Celeste creció en un ambiente de violencia, negligencia e impunidad. Sus padres consumían alcohol. Se emborrachaban los fines de semana, entre semana, feriados y no feriados, la pasaban bien, traían hijos al mundo que padecían hambre, frío, desconsuelo, soledad en la resaca del día y el abandono de la noche. Su padre era violento con su mamá y también con sus hijos. Arengaba a Celeste a pelear con sus compañeras, si iban juntos en la moto y veía chicas peleando, la bajaba y la hacía luchar.

En su adolescencia tuvo la libertad que un par de padres ausentes le pudo dar, y la responsabilidad de cuidar a sus hermanos por ser la mayor. Dejó el colegio en primer año, se llevó todas las materias y decidió dejar de intentarlo. 

Su madre era ama de casa, ama de Celeste en realidad, porque no movía un dedo. Su padre alcoholizado sufrió un accidente laboral, y entonces cobró una indemnización que ninguno de sus hijos pudo aprovechar.

El vecino de al lado de su casa era el amigote de la familia. Con él comían frecuentemente asados, pagaba la carne, el vino, el carbón y todo lo necesario para domesticar a dos adultos con adolescencia tardía y crónica. Mujeriego de profesión, a viva voz elogiaba vulgarmente a Celeste y sus hermanas.

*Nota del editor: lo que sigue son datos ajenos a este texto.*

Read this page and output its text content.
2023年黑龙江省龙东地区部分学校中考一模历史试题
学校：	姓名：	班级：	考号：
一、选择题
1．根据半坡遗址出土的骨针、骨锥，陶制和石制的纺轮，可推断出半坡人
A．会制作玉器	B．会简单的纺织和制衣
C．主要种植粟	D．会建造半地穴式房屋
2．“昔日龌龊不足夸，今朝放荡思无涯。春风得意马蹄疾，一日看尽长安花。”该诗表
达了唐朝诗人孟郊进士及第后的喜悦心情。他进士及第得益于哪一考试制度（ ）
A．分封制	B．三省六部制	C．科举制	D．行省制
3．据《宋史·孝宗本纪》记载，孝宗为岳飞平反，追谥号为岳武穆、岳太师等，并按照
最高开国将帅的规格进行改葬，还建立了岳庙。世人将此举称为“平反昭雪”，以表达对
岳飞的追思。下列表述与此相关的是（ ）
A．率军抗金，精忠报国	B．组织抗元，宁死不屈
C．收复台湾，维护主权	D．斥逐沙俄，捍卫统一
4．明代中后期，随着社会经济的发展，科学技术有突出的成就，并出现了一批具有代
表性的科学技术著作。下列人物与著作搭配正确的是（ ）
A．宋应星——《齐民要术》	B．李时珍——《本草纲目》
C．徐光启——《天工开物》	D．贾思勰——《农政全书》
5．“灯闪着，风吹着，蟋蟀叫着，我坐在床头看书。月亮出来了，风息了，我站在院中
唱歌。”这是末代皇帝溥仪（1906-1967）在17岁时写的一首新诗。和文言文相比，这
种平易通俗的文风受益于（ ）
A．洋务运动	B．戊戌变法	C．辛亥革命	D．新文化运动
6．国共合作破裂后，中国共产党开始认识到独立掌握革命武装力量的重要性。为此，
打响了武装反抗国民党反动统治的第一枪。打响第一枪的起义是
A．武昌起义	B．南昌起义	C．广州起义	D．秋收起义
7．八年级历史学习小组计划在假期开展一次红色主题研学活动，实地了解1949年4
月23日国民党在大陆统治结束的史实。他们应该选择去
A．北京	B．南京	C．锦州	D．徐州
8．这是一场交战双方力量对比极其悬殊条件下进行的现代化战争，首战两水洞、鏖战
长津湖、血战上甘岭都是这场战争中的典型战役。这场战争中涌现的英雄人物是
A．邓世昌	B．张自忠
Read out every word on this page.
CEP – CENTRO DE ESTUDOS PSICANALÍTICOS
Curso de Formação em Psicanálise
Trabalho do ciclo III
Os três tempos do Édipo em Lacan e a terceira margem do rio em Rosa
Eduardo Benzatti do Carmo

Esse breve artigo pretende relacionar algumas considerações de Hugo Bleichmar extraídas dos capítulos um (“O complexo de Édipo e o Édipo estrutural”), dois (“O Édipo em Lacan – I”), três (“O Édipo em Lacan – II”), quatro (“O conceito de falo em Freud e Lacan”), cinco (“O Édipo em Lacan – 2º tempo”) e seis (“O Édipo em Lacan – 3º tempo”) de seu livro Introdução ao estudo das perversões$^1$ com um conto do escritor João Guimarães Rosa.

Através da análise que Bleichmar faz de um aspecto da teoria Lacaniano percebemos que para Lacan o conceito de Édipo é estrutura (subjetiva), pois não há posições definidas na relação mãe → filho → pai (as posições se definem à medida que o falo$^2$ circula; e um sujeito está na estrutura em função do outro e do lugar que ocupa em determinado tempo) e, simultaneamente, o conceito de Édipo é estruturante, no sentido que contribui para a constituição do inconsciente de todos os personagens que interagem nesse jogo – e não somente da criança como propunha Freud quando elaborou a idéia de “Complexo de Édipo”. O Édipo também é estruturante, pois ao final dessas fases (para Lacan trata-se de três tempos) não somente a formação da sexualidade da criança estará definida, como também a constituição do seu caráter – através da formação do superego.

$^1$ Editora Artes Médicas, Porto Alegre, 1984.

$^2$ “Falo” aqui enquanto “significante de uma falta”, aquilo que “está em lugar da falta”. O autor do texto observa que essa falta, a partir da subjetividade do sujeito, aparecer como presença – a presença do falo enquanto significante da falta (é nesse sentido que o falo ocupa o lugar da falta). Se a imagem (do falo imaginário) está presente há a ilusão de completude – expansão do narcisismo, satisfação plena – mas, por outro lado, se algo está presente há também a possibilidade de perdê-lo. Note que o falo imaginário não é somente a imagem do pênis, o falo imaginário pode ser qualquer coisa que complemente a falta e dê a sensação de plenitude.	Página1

Celeste se convirtió en adolescente, comenzó a consumir alcohol y a ir al boliche cuando sus hermanos dormían. Regresaba antes de que despertaran, sus padres no estaban en casa aún o estaban desmayados. A veces ella llegaba igual y así sus hermanos empezaron a cuidar de ella. Empezó a trabajar en una heladería para tener un poco de plata y dar de comer a sus hermanos.

Su vecino llenaba la heladera no sólo de alcohol sino también de comida, pero a Celeste no le gustaba. Empezó a “ayudar” a sus papás en la ampliación de la casa. Celeste no entendía esa amabilidad altruista, él tenía su casa y sus hijos.

Llegó su cumpleaños número 16. Celeste trabajó, esa noche no le pagaron. Su amigo Juan, esos amigos de joda y nada más, pero el único en ese momento, se acordó por Facebook de su cumpleaños. Le ofreció ir al boliche, pasar gratis e ir al VIP porque su primo conocía a alguien.

– El VIP, esa estupidez adolescente – piensa hoy.

Juan la pasó a buscar en moto. Era una noche fría para la época.  Las plantas peleaban codo a codo contra el viento. Los tachos de basura expulsaban restos al aire. Al frente del río se sentía más.

La cola interminable de pibes y pibas los miró con envidia cuando entraron directamente al boliche con el primo de Juan.

Entraron. Bailaron. Tomaron. Bailaron. Compraron una jarra, dos, tres. Desfilaron jarras. Perdió la cuenta de lo que bailaron. Perdió la cuenta de lo que tomaron. Estaban en ronda, las personas iban y volvían. Al baño, a dar una vuelta. Las jarras iban y venían.  Se reían, con motivo, sin motivo. Era su cumpleaños y tenía derecho a ser feliz. Celeste fue al baño. Volvió y la esquina dónde estaba Juan había desaparecido. No había esquina, el boliche era circular.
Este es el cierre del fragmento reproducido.